Yes, should be the case:
# Setup
conv = torch.nn.Conv1d(in_channels=512, out_channels=512, kernel_size=1).double()
lin = torch.nn.Linear(512, 512).double()
# use same param values
with torch.no_grad():
lin.weight = nn.Parameter(conv.weight.squeeze(2))
lin.bias = nn.Parameter(conv.bias)
# forward
x = torch.randn(2, 512, 20).double()
out_conv = conv(x)
# permute for linear
x_lin = x.permute(0, 2, 1)
out_lin = lin(x_lin)
# check forward output
print(torch.allclose(out_lin.permute(0, 2, 1), out_conv))
> True
print((out_lin.permute(0, 2, 1) - out_conv).abs().max())
> tensor(1.2212e-15, dtype=torch.float64, grad_fn=<MaxBackward1>)
# check backward
out_conv.mean().backward()
out_lin.mean().backward()
print(torch.allclose(conv.weight.grad.squeeze(2), lin.weight.grad))
> True
print(torch.allclose(conv.bias.grad, lin.bias.grad))
> True
Thanks so much. So there’s literally no difference, not even in terms of computation?

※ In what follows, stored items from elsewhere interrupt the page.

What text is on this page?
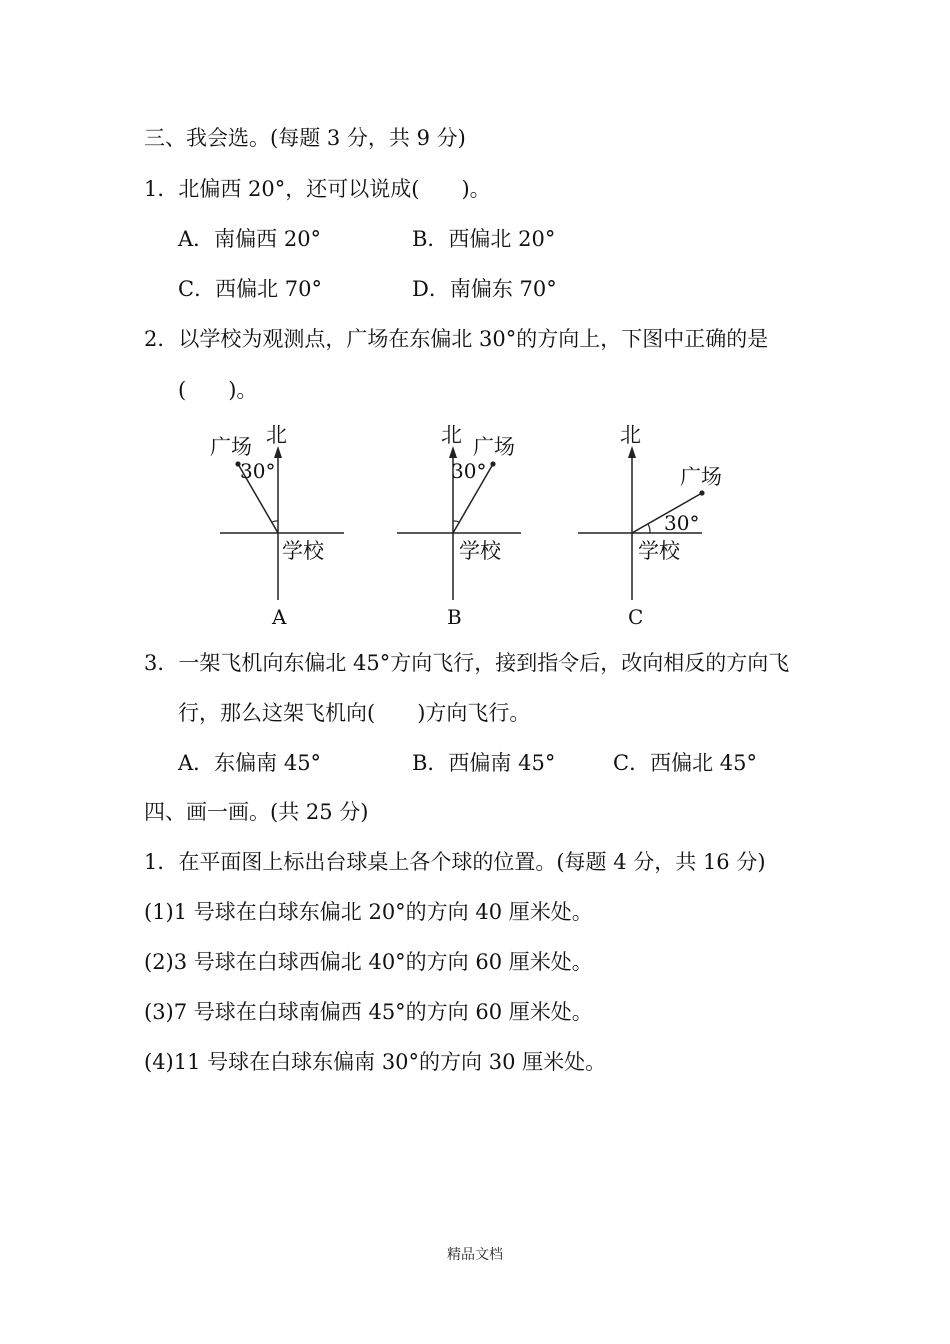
三、我会选。(每题 3 分，共 9 分)
1．北偏西 20°，还可以说成(　　)。
A．南偏西 20°	B．西偏北 20°
C．西偏北 70°	D．南偏东 70°
2．以学校为观测点，广场在东偏北 30°的方向上，下图中正确的是
(　　)。
北
广场
30°
学校
A
北 广场
30°
学校
B
北
广场
30°
学校
C
3．一架飞机向东偏北 45°方向飞行，接到指令后，改向相反的方向飞
行，那么这架飞机向(　　)方向飞行。
A．东偏南 45°	B．西偏南 45°	C．西偏北 45°
四、画一画。(共 25 分)
1．在平面图上标出台球桌上各个球的位置。(每题 4 分，共 16 分)
(1)1 号球在白球东偏北 20°的方向 40 厘米处。
(2)3 号球在白球西偏北 40°的方向 60 厘米处。
(3)7 号球在白球南偏西 45°的方向 60 厘米处。
(4)11 号球在白球东偏南 30°的方向 30 厘米处。
精品文档
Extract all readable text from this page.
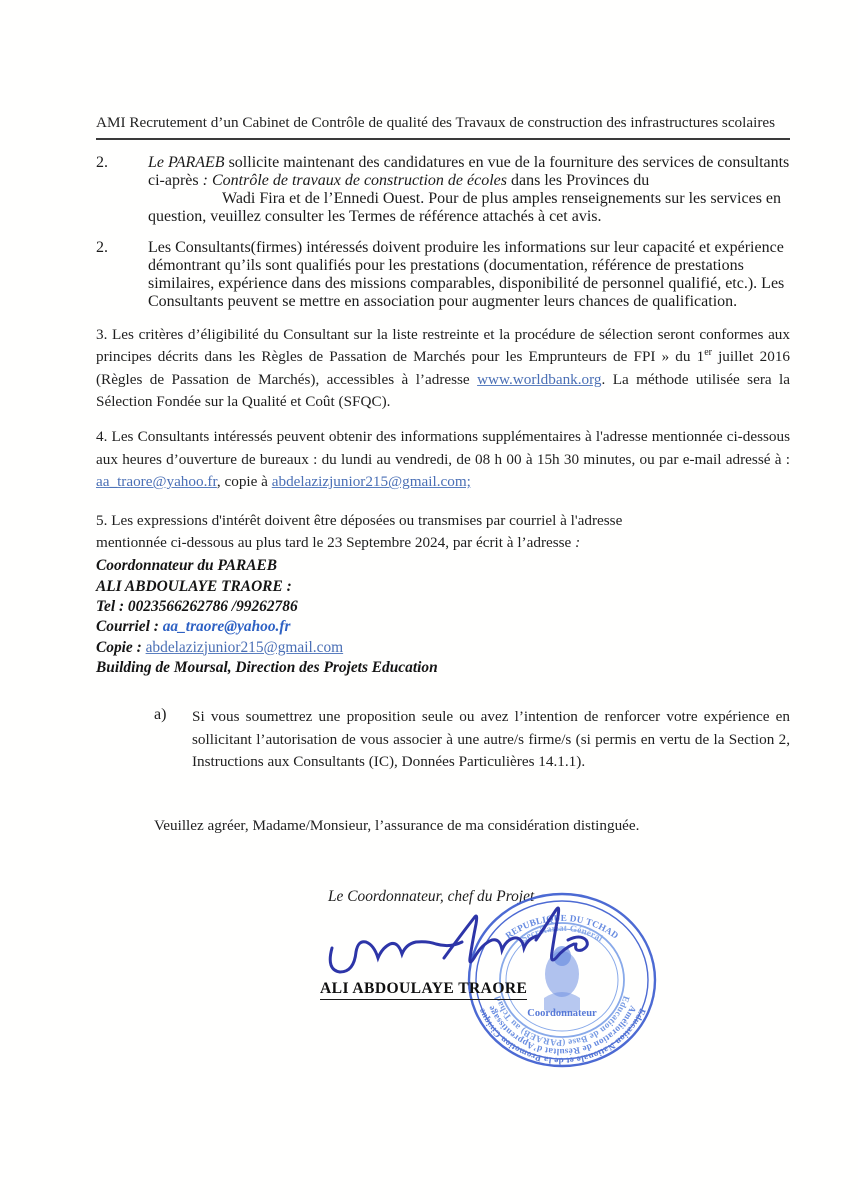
AMI Recrutement d’un Cabinet de Contrôle de qualité des Travaux de construction des infrastructures scolaires
2.	Le PARAEB sollicite maintenant des candidatures en vue de la fourniture des services de consultants ci-après : Contrôle de travaux de construction de écoles dans les Provinces du
Wadi Fira et de l’Ennedi Ouest. Pour de plus amples renseignements sur les services en question, veuillez consulter les Termes de référence attachés à cet avis.
2.	Les Consultants(firmes) intéressés doivent produire les informations sur leur capacité et expérience démontrant qu’ils sont qualifiés pour les prestations (documentation, référence de prestations similaires, expérience dans des missions comparables, disponibilité de personnel qualifié, etc.). Les Consultants peuvent se mettre en association pour augmenter leurs chances de qualification.

3. Les critères d’éligibilité du Consultant sur la liste restreinte et la procédure de sélection seront conformes aux principes décrits dans les Règles de Passation de Marchés pour les Emprunteurs de FPI » du 1er juillet 2016 (Règles de Passation de Marchés), accessibles à l’adresse www.worldbank.org. La méthode utilisée sera la Sélection Fondée sur la Qualité et Coût (SFQC).

4. Les Consultants intéressés peuvent obtenir des informations supplémentaires à l'adresse mentionnée ci-dessous aux heures d’ouverture de bureaux : du lundi au vendredi, de 08 h 00 à 15h 30 minutes, ou par e-mail adressé à : aa_traore@yahoo.fr, copie à abdelazizjunior215@gmail.com;

5. Les expressions d'intérêt doivent être déposées ou transmises par courriel à l'adresse
mentionnée ci-dessous au plus tard le 23 Septembre 2024, par écrit à l’adresse :

Coordonnateur du PARAEB
ALI ABDOULAYE TRAORE :
Tel : 0023566262786 /99262786
Courriel : aa_traore@yahoo.fr
Copie : abdelazizjunior215@gmail.com
Building de Moursal, Direction des Projets Education
a)	Si vous soumettrez une proposition seule ou avez l’intention de renforcer votre expérience en sollicitant l’autorisation de vous associer à une autre/s firme/s (si permis en vertu de la Section 2, Instructions aux Consultants (IC), Données Particulières 14.1.1).

Veuillez agréer, Madame/Monsieur, l’assurance de ma considération distinguée.

Le Coordonnateur, chef du Projet
REPUBLIQUE DU TCHAD
Secrétariat Général
Education Nationale et de la Promotion Civique	Amélioration de Résultat d’Apprentissage
Education de Base (PARAEB) au Tchad
Coordonnateur
ALI ABDOULAYE TRAORE
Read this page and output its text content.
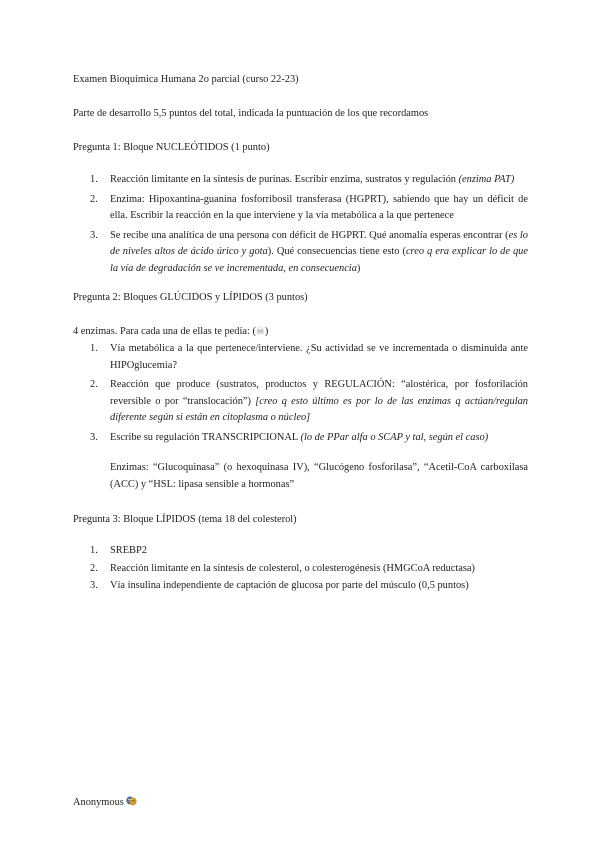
Examen Bioquímica Humana 2o parcial (curso 22-23)
Parte de desarrollo 5,5 puntos del total, indicada la puntuación de los que recordamos
Pregunta 1: Bloque NUCLEÓTIDOS (1 punto)
1. Reacción limitante en la síntesis de purinas. Escribir enzima, sustratos y regulación (enzima PAT)
2. Enzima: Hipoxantina-guanina fosforribosil transferasa (HGPRT), sabiendo que hay un déficit de ella. Escribir la reacción en la que interviene y la vía metabólica a la que pertenece
3. Se recibe una analítica de una persona con déficit de HGPRT. Qué anomalía esperas encontrar (es lo de niveles altos de ácido úrico y gota). Qué consecuencias tiene esto (creo q era explicar lo de que la vía de degradación se ve incrementada, en consecuencia)
Pregunta 2: Bloques GLÚCIDOS y LÍPIDOS (3 puntos)
4 enzimas. Para cada una de ellas te pedía: (☠)
1. Vía metabólica a la que pertenece/interviene. ¿Su actividad se ve incrementada o disminuida ante HIPOglucemia?
2. Reacción que produce (sustratos, productos y REGULACIÓN: “alostérica, por fosforilación reversible o por “translocación”) [creo q esto último es por lo de las enzimas q actúan/regulan diferente según si están en citoplasma o núcleo]
3. Escribe su regulación TRANSCRIPCIONAL (lo de PPar alfa o SCAP y tal, según el caso)
Enzimas: “Glucoquinasa” (o hexoquinasa IV), “Glucógeno fosforilasa”, “Acetil-CoA carboxilasa (ACC) y “HSL: lipasa sensible a hormonas”
Pregunta 3: Bloque LÍPIDOS (tema 18 del colesterol)
1. SREBP2
2. Reacción limitante en la síntesis de colesterol, o colesterogénesis (HMGCoA reductasa)
3. Vía insulina independiente de captación de glucosa por parte del músculo (0,5 puntos)
Anonymous
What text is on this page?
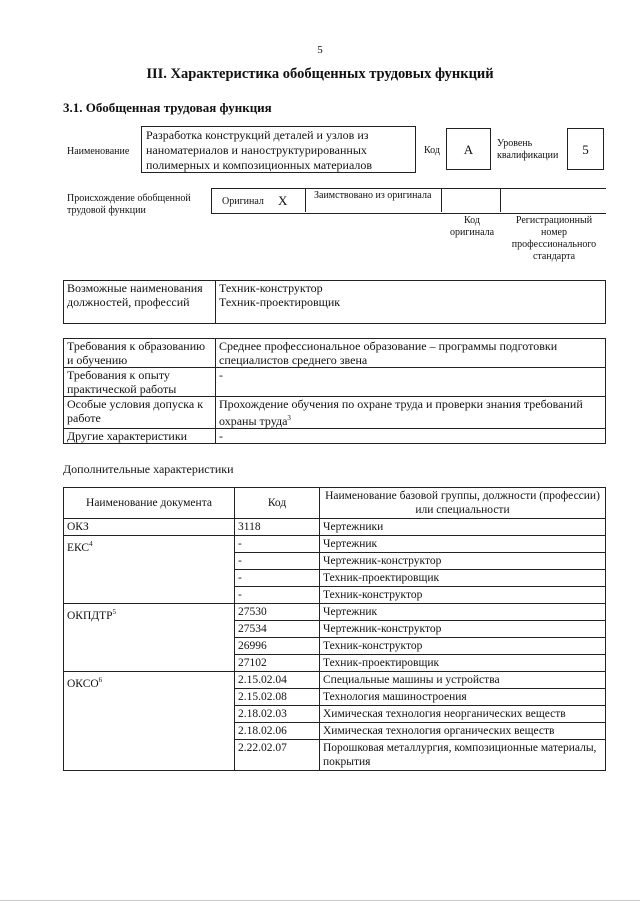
5
III. Характеристика обобщенных трудовых функций
3.1. Обобщенная трудовая функция
Наименование
Разработка конструкций деталей и узлов из наноматериалов и наноструктурированных полимерных и композиционных материалов
Код	A	Уровень квалификации	5
Происхождение обобщенной трудовой функции
Оригинал X	Заимствовано из оригинала
Код оригинала
Регистрационный номер профессионального стандарта
Возможные наименования должностей, профессий	
Техник-конструктор
Техник-проектировщик
Требования к образованию и обучению	Среднее профессиональное образование – программы подготовки специалистов среднего звена
Требования к опыту практической работы	-
Особые условия допуска к работе	Прохождение обучения по охране труда и проверки знания требований охраны труда$^3$
Другие характеристики	-
Дополнительные характеристики
Наименование документа	Код	Наименование базовой группы, должности (профессии) или специальности
ОКЗ	3118	Чертежники
ЕКС$^4$	-	Чертежник
	-	Чертежник-конструктор
	-	Техник-проектировщик
	-	Техник-конструктор
ОКПДТР$^5$	27530	Чертежник
	27534	Чертежник-конструктор
	26996	Техник-конструктор
	27102	Техник-проектировщик
ОКСО$^6$	2.15.02.04	Специальные машины и устройства
	2.15.02.08	Технология машиностроения
	2.18.02.03	Химическая технология неорганических веществ
	2.18.02.06	Химическая технология органических веществ
	2.22.02.07	Порошковая металлургия, композиционные материалы, покрытия
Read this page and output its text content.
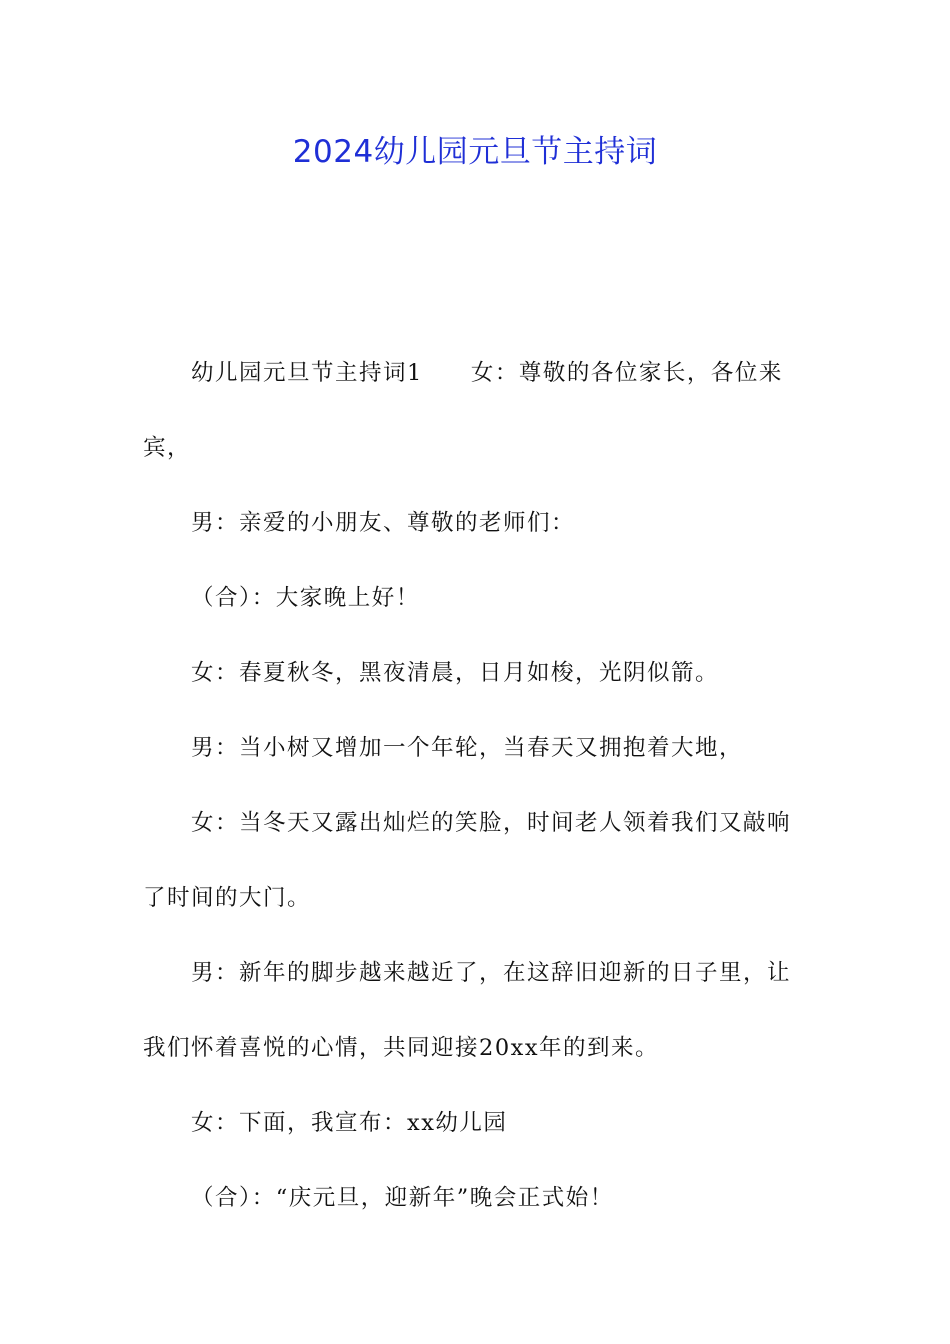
2024幼儿园元旦节主持词

幼儿园元旦节主持词1　　女：尊敬的各位家长，各位来宾，

男：亲爱的小朋友、尊敬的老师们：

（合）：大家晚上好！

女：春夏秋冬，黑夜清晨，日月如梭，光阴似箭。

男：当小树又增加一个年轮，当春天又拥抱着大地，

女：当冬天又露出灿烂的笑脸，时间老人领着我们又敲响了时间的大门。

男：新年的脚步越来越近了，在这辞旧迎新的日子里，让我们怀着喜悦的心情，共同迎接20xx年的到来。

女：下面，我宣布：xx幼儿园

（合）：“庆元旦，迎新年”晚会正式始！
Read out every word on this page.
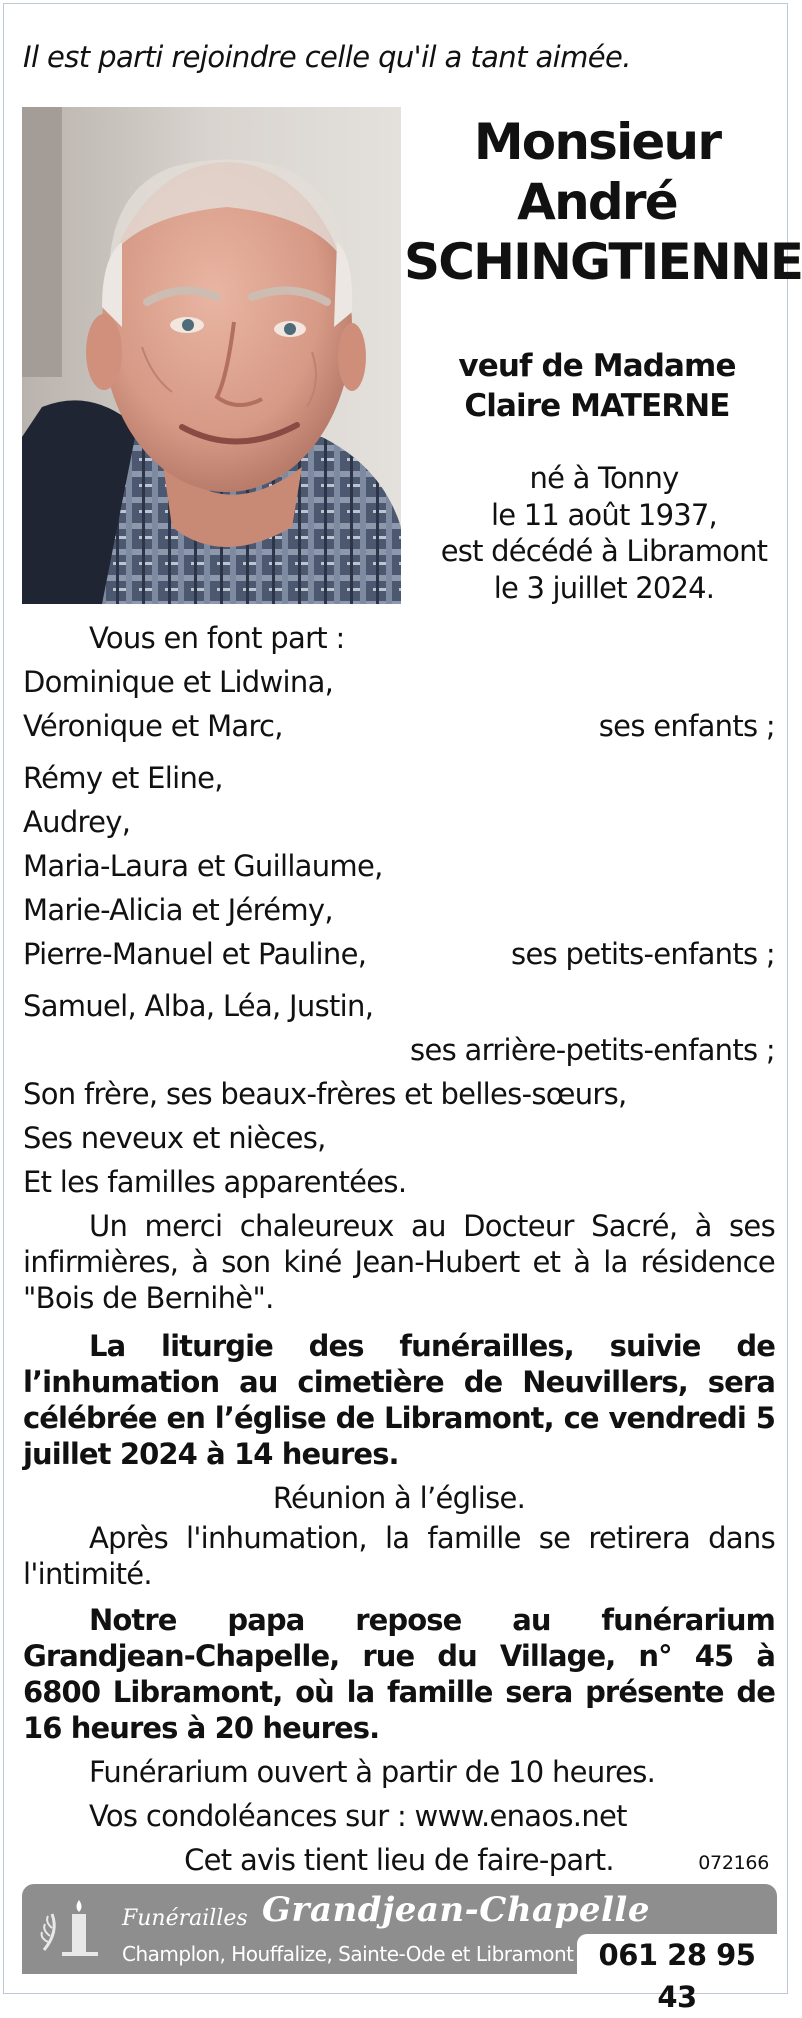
Il est parti rejoindre celle qu'il a tant aimée.
Monsieur
André
SCHINGTIENNE
veuf de Madame
Claire MATERNE
né à Tonny
le 11 août 1937,
est décédé à Libramont
le 3 juillet 2024.
Vous en font part :
Dominique et Lidwina,
Véronique et Marc,	ses enfants ;
Rémy et Eline,
Audrey,
Maria-Laura et Guillaume,
Marie-Alicia et Jérémy,
Pierre-Manuel et Pauline,	ses petits-enfants ;
Samuel, Alba, Léa, Justin,
ses arrière-petits-enfants ;
Son frère, ses beaux-frères et belles-sœurs,
Ses neveux et nièces,
Et les familles apparentées.
Un merci chaleureux au Docteur Sacré, à ses infirmières, à son kiné Jean-Hubert et à la résidence "Bois de Bernihè".
La liturgie des funérailles, suivie de l’inhumation au cimetière de Neuvillers, sera célébrée en l’église de Libramont, ce vendredi 5 juillet 2024 à 14 heures.
Réunion à l’église.
Après l'inhumation, la famille se retirera dans l'intimité.
Notre papa repose au funérarium Grandjean-Chapelle, rue du Village, n° 45 à 6800 Libramont, où la famille sera présente de 16 heures à 20 heures.
Funérarium ouvert à partir de 10 heures.
Vos condoléances sur : www.enaos.net
Cet avis tient lieu de faire-part.	072166
Funérailles Grandjean-Chapelle
Champlon, Houffalize, Sainte-Ode et Libramont 061 28 95 43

There is most likely a difference in computation in particular if you are using CUDA operations. E.g. convolutions would be dispatched to cudnn, if you are using an NVIDIA GPU, which could internally call into cublas (same as in the linear layer), but isn’t guaranteed.
I don’t know, which methods are exactly called on the CPU.
For my code snippet the convolution would use cudnn::cnn::implicit_convolve_dgemm
, while the linear layer would call into volta_dgemm_128x64_tn
.